At a news conference Wednesday, Missouri Attorney General Andrew Bailey said his office received information weeks ago that Gardner was taking classes at SLU, and has since issued several subpoenas to the school. Bailey is requesting the university turn over documents relating to Gardner’s class schedule, her hours and participation in class, hours she may have worked at the school, surveillance camera footage, and relevant conversation between the circuit attorney and her instructors at SLU.
The attorney general cited Missouri statute 56.445, which requires the circuit attorney and their assistants “devote their entire time and energy to the discharge of their official duties.”
“Obtaining a nursing degree is not one of her official duties. Prosecuting criminals is,” Bailey said. “Yet, she has consistently failed to charge new cases, inform and confer with victims, and move the cases she does charge to disposition.”
Bailey claimed Gardner’s refusal to step down puts lives and property in the City of St. Louis at risk.
“The criminal justice system in the City of St. Louis has ceased to function,” he said. “And people are suffering from her unlawful refusal to do her job.”

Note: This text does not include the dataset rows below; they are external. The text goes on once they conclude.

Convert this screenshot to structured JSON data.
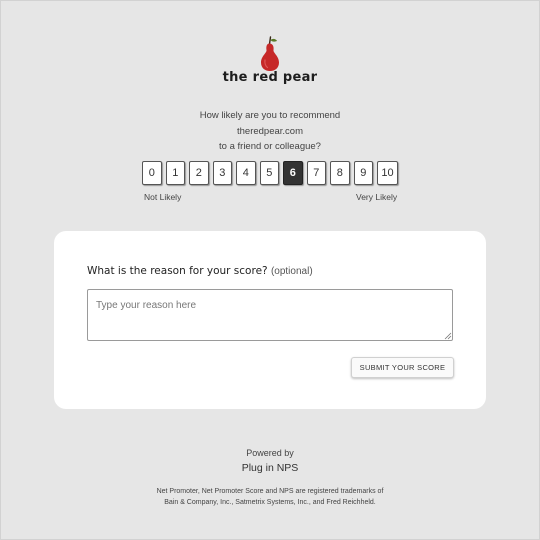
{
  "brand": {
    "logo_icon": "pear-icon",
    "name": "the red pear",
    "logo_color": "#c62828"
  },
  "survey": {
    "question_lines": [
      "How likely are you to recommend",
      "theredpear.com",
      "to a friend or colleague?"
    ],
    "scores": [
      "0",
      "1",
      "2",
      "3",
      "4",
      "5",
      "6",
      "7",
      "8",
      "9",
      "10"
    ],
    "selected_score": "6",
    "low_label": "Not Likely",
    "high_label": "Very Likely"
  },
  "reason": {
    "title": "What is the reason for your score?",
    "optional": "(optional)",
    "placeholder": "Type your reason here",
    "value": "",
    "submit_label": "SUBMIT YOUR SCORE"
  },
  "footer": {
    "powered_by": "Powered by",
    "provider": "Plug in NPS",
    "legal_lines": [
      "Net Promoter, Net Promoter Score and NPS are registered trademarks of",
      "Bain & Company, Inc., Satmetrix Systems, Inc., and Fred Reichheld."
    ]
  }
}
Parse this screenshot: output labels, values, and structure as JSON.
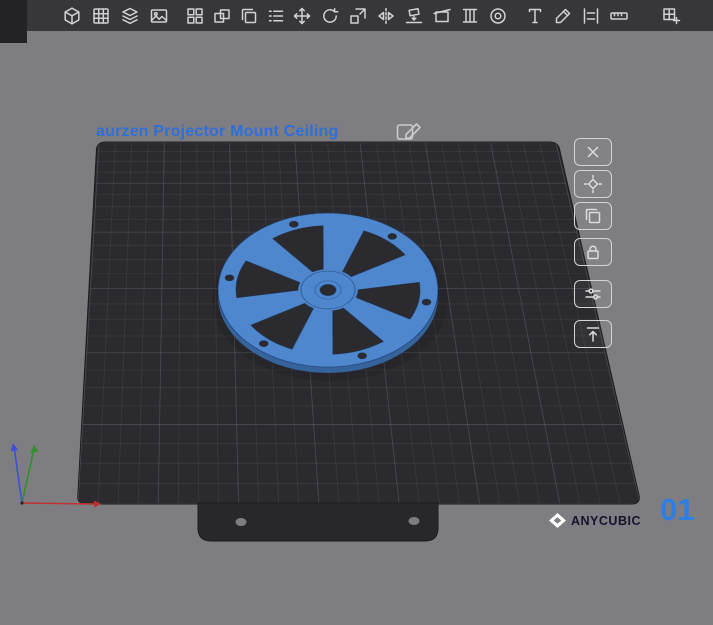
{
  "app": {
    "background": "#7e7e82",
    "toolbar_bg": "#37373a",
    "corner_bg": "#232327",
    "icon_color": "#d2d2d5"
  },
  "top_toolbar": {
    "groups": [
      [
        "import-model",
        "workspace-grid",
        "slice-layers",
        "preview-image"
      ],
      [
        "arrange-objects",
        "merge-objects",
        "copy-object",
        "object-list"
      ],
      [
        "move-tool",
        "rotate-tool",
        "scale-tool",
        "mirror-tool",
        "lay-flat-tool",
        "cut-tool",
        "support-tool",
        "hollow-tool"
      ],
      [
        "text-tool",
        "paint-tool",
        "align-tool",
        "measure-tool"
      ],
      [
        "add-build-plate"
      ]
    ]
  },
  "right_toolbar": {
    "items": [
      "delete-object",
      "auto-arrange",
      "duplicate-object",
      "lock-object",
      "object-settings",
      "move-to-top"
    ]
  },
  "scene": {
    "model_label": "aurzen Projector Mount Ceiling",
    "rename_icon": "pencil-edit-icon",
    "label_color": "#2e6fd8",
    "model_color": "#4e87cd",
    "model_side_color": "#35639b",
    "plate_color": "#2b2b2f",
    "axes": {
      "x_color": "#c03030",
      "y_color": "#2f8f2f",
      "z_color": "#3f4fd8"
    }
  },
  "footer": {
    "brand": "ANYCUBIC",
    "plate_number": "01",
    "plate_number_color": "#2e7ee4"
  }
}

The Circuit Attorney’s Office released the following statement:
“Circuit Attorney Gardner believes the issues in our criminal justice system often relate to our broken healthcare system. After serving as a line attorney at the Circuit Attorney’s Office and seeing firsthand the underlying issues that drive crime, she became a Registered Nurse. She continues to stay current with classes at Saint Louis University to add to her training and advance her mission at the CAO. The Circuit Attorney has done this at great personal cost to her time with her family and loved ones. Any suggestion that she is not fully committed to her duties as Circuit Attorney is blatantly false.”
Also Wednesday, the Missouri Supreme Court appointed a new judge to oversee Bailey’s lawsuit against Gardner. The circuit attorney had asked for another judge to hear the case. Judge John Torbitzky granted that request and stepped down. Judge Thomas Chapman of the Missouri Court of Appeals will take his place.